La réponse technique aux hivers secs sont les canons à neige. Ils permettent de bien préparer les pistes tandis que les longues périodes de ciel bleu contribuent aussi à la réussite de la saison de ski. Il suffit de regarder hors des pistes et, avant tout, la quantité de précipitations pour constater un déficit de neige. Ces dernières années, les petites stations de ski exposées plein sud arrivaient à peine, ou même plus du tout à ouvrir les remontées mécaniques. Voilà pourquoi je ne suis pas surpris que de nombreuses parties des Grisons subissent une sécheresse déjà au début du mois d’avril.  

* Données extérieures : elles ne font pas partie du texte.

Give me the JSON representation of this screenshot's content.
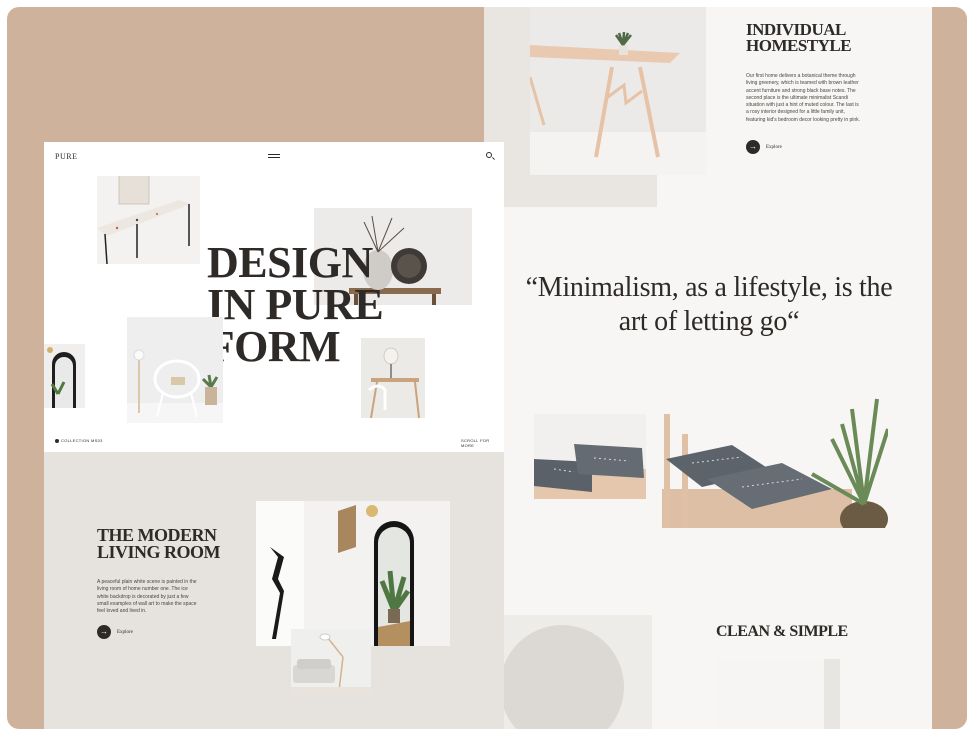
{
  "hero": {
    "logo": "PURE",
    "title_lines": [
      "DESIGN",
      "IN PURE",
      "FORM"
    ],
    "collection": "COLLECTION MS03",
    "scroll": "SCROLL FOR MORE"
  },
  "modern": {
    "title_lines": [
      "THE MODERN",
      "LIVING ROOM"
    ],
    "body": "A peaceful plain white scene is painted in the living room of home number one. The ice white backdrop is decorated by just a few small examples of wall art to make the space feel loved and lived in.",
    "explore": "Explore"
  },
  "individual": {
    "title_lines": [
      "INDIVIDUAL",
      "HOMESTYLE"
    ],
    "body": "Our first home delivers a botanical theme through living greenery, which is teamed with brown leather accent furniture and strong black base notes. The second place is the ultimate minimalist Scandi situation with just a hint of muted colour. The last is a rosy interior designed for a little family unit, featuring kid's bedroom decor looking pretty in pink.",
    "explore": "Explore"
  },
  "quote": "“Minimalism, as a lifestyle, is the art of letting go“",
  "clean": {
    "title": "CLEAN & SIMPLE"
  },
  "colors": {
    "frame": "#cfb29c",
    "ink": "#2e2a27",
    "panel": "#f7f6f4",
    "lower": "#e6e2de"
  },
  "icons": {
    "menu": "hamburger-icon",
    "search": "search-icon",
    "arrow": "arrow-right-icon"
  }
}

Une plateforme nationale sur la sécheresse a été mise en ligne. Quelles sont vos attentes? 
Pour moi, la plateforme représente un pas de géant. Elle fournit des informations sur la situation actuelle en matière de sécheresse, renseigne sur les événements passés et propose des prévisions. Elle permet aux cantons et à la population d’avoir accès à des données claires, professionnelles et de grande qualité. Elle donne un indice de sécheresse et devrait servir de référence pour évaluer des événements météorologiques. J’en attends beaucoup en ce qui concerne la communication avec la population ou avec les médias. J’aurais souhaité avoir une plateforme de ce genre déjà lors de l’été record, en 2018. 

Portrait Daniel Güttinger

Daniel Güttinger

Daniel Güttinger est vice-directeur et chef de la division qui coordonnent les procédures à l’office de la nature et de l’environnement (Amt für Natur und Umwelt, ANU) du canton des Grisons. Il examine avec son équipe l’exhaustivité et la clarté des avis rédigés par les départements techniques, mais aussi les demandes de permis de construire sous l’angle de la sécheresse. Lors des travaux préparatoires de la plateforme, M. Güttinger a participé au groupe de suivi de la mise en place et du développement du système de la Confédération de détection et d’alerte précoces en matière de sécheresse. Docteur en génie rural, Daniel Güttinger est aussi titulaire d’un diplôme postgrade en aménagement du territoire (obtenus tous deux à l’EPFZ). Âgé de 58 ans, il vit avec sa famille à Coire.